I was not imagining things.

Someone had opened my letter—my personal, private letter—and taken photos of it. Then that person had posted it on every social media platform known to personkind, where it had been liked by and shared with every single kid at my new school and beyond.

By ten a.m. I was hiding in the nurse’s office, crying worse than I ever had during the SPCA ad.

By eleven a.m. the Mumps had been called in for an emergency meeting. I guess the principal decided I couldn’t be more humiliated than I already was, because she let them read my letter off her phone. She assured them that the school would find the guilty party and they would be dealt with.

On the drive home I was still crying a lot, so Mum sat in the back with me and held my hand. She’d come straight from the set of Where There’s a Wolf, and she was in full special effects makeup; her hand was hairy. “This isn’t the end of the world, peanut. It may feel like it right now, but you will rise above it.”
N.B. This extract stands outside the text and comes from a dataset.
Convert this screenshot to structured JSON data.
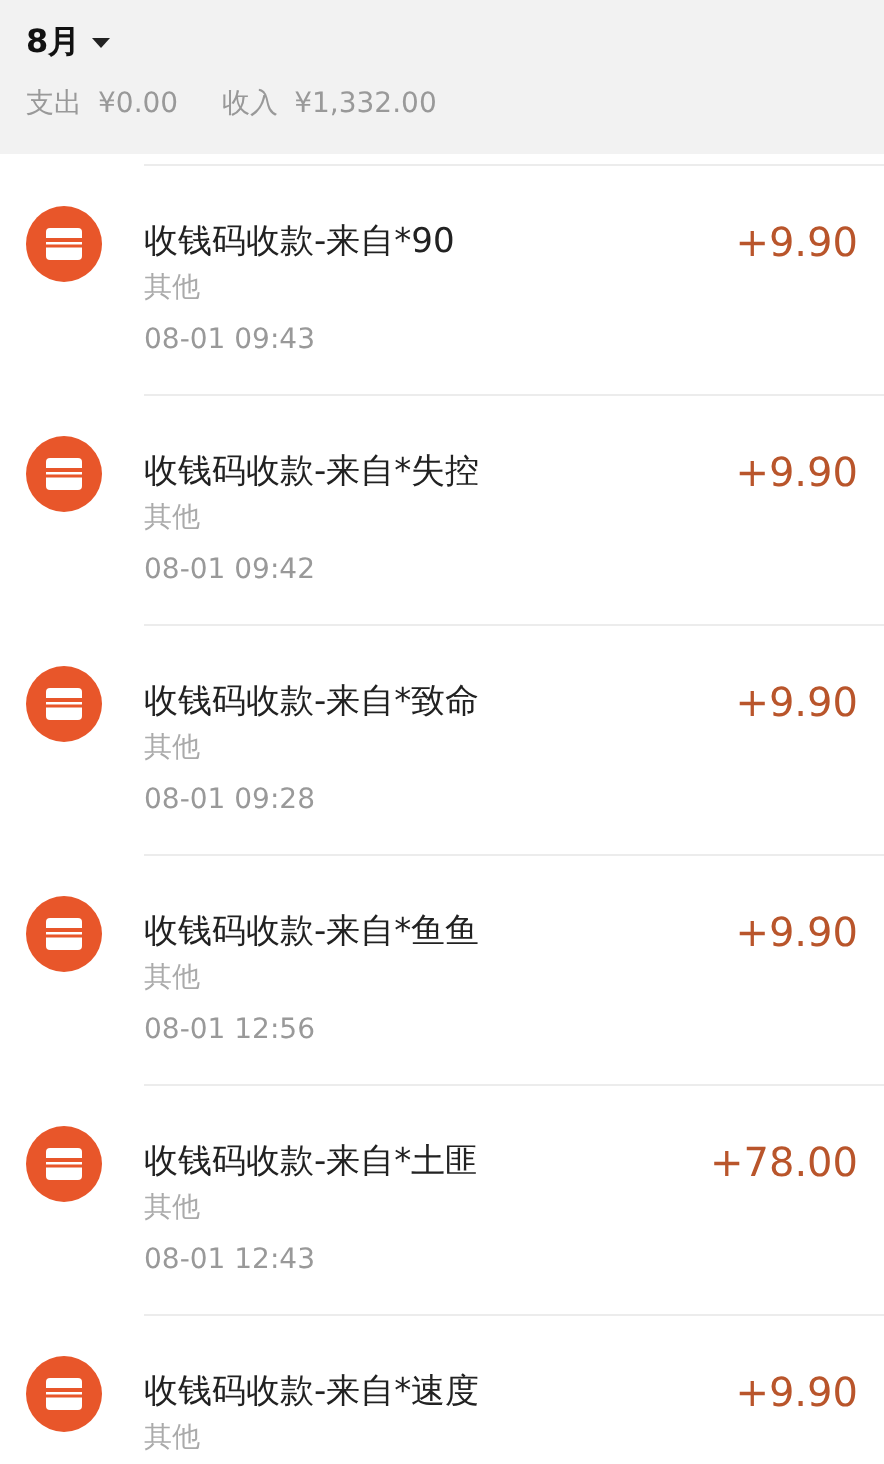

“Mum’s right,” Mup replied, peering at me through the rearview mirror of our new Hyundai. “What doesn’t kill you makes you stronger.”

I let out a sob. Mum pulled me toward her, and I felt her hairy cheeks. “For what it’s worth, I thought it was a lovely letter. Honest and to the point.”

“And trust us, there is not a boy in your class who hasn’t suffered the indignities of a spontaneous erection,” Mup added from the front as I slouched even lower in my seat.

Mum stroked my hair. “We do have one tiny bone to pick with you, peanut.”

Oh, no.

“Did you really have to use the word boobs? We’ve been so careful to teach you the anatomically correct names for body parts.”

“Ditto Jeremiah. It was cute when you were young, but I’m not sure it’s still age-appropriate or healthy to be anthropomorphizing your penis.” Mup sighed. “I blame myself for playing ‘Joy to the World’ a lot when you were little.”

It was true that I’d lifted the name from the song, because Jeremiah looked like a bullfrog. And he was a good friend of mine.

“To be clear, Wil: you want to feel a girl’s breasts,” said Mum. “And you want a bigger penis.” She smiled, revealing sharp, pointy werewolf teeth.

In case it isn’t obvious, I am an only child.